Comment 15699

By seancb (registered) - website | Posted December 14, 2007 at 13:43:27

A quick reply to Balance's comment: Your argument is simplifying the situation too much. For instance, consider that you and your neighbour both pay similar municipal levies for transit and road building. You have a car, and your neighbour does not. You are likely going to drive many many more kilometres per year on the roads you both pay equally for than he rides on a city bus. This is just one simple example of why it's not as straightforward as your comments suggest.

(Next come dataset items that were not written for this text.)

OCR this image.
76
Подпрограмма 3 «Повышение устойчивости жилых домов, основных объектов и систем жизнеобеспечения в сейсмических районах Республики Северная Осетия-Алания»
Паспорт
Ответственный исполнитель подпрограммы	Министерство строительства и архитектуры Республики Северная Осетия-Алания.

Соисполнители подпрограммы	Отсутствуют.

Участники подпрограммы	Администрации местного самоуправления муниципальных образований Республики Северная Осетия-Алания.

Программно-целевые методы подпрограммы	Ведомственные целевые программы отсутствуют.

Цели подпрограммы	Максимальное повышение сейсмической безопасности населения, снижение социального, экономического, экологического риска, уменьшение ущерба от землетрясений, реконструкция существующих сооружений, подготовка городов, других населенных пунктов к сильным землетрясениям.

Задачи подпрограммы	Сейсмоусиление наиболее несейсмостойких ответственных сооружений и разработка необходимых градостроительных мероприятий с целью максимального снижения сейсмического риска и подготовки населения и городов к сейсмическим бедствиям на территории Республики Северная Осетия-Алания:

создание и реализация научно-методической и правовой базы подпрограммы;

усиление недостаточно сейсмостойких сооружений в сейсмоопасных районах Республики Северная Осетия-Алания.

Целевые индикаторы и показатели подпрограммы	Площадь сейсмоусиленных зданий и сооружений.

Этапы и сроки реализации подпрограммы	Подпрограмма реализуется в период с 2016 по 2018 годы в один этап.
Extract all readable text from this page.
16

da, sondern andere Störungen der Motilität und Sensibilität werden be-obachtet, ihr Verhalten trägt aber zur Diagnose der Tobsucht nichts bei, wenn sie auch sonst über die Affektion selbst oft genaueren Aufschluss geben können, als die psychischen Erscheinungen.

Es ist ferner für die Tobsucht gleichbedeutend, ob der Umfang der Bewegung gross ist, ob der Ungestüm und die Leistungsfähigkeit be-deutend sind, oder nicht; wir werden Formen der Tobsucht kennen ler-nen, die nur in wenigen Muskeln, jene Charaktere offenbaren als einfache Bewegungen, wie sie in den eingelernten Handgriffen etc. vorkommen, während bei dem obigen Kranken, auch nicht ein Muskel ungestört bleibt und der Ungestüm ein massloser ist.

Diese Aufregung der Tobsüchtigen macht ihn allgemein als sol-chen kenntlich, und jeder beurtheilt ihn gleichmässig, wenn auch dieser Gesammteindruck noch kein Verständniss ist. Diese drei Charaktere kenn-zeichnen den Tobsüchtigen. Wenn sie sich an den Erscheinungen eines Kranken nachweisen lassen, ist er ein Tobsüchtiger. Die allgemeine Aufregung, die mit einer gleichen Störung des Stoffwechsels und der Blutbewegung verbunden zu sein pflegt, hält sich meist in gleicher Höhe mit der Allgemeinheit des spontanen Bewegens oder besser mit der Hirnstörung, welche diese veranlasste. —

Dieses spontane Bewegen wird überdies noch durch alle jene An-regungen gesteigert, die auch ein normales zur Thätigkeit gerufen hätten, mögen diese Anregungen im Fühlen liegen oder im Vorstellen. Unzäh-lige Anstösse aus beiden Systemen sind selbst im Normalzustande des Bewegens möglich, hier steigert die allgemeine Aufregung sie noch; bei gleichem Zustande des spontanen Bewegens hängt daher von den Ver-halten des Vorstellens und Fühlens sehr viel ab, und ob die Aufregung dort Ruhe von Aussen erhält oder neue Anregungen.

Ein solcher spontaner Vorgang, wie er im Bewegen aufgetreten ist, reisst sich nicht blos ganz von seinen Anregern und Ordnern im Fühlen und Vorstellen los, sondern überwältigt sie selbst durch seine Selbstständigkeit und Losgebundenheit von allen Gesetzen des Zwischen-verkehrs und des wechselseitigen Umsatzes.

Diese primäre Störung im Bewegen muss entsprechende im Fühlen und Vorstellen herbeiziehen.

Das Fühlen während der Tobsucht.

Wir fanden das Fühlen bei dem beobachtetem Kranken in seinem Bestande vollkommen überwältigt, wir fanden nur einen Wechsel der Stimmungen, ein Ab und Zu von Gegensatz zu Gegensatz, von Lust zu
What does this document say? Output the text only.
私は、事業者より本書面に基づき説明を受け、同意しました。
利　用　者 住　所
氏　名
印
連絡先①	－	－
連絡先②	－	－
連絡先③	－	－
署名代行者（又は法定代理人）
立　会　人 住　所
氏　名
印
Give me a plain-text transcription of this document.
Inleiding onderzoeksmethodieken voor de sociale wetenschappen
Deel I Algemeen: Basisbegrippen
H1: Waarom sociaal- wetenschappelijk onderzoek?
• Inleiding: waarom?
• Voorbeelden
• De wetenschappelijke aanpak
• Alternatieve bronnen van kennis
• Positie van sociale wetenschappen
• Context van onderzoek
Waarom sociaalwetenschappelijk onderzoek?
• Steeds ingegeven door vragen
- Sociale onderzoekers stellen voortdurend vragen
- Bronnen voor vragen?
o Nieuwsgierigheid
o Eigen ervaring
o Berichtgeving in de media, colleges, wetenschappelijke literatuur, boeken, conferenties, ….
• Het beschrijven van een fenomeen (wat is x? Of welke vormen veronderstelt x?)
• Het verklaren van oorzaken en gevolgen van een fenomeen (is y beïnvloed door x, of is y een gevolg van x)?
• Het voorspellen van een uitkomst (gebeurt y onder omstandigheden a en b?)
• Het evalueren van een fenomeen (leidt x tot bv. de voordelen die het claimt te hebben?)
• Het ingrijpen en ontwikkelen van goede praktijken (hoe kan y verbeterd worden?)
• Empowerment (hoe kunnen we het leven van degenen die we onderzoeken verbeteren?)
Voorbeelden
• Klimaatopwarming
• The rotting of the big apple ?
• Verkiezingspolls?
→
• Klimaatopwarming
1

Beyond that, there are all sorts of hidden subsidies which we all pay, and which allow you to make the choice to spend a little more for the privilege of having a private automobile. Without these subsidies, you probably couldn't afford to drive. In fact, the cost to all of us of your car are probably greater than the costs you pay yourself. This is through non-drivers subsidizing your free parking at all businesses that we both shop at (land is expensive!), through the treatment of injuries caused by cars, through the treatment of the long term health effects of putting one or two people per vehicle instead of one or two dozen, Through the building of kilometre after kilometre of roads that no public transit vehicle will EVER use (all of the cul de sacs in every subdivision in every city), through tax breaks, bailouts and other government money given to automobile manufacturers, etc etc.

It is widely known that hidden public subsidies are the reason that car ownership is affordable for many. This is why it is ludicrous to cry foul when it comes to publicly subsidizing PUBLIC transit.

Unfortunately it's way too easy for us all to dismiss these public costs because they are completely hidden from any individual's bottom line.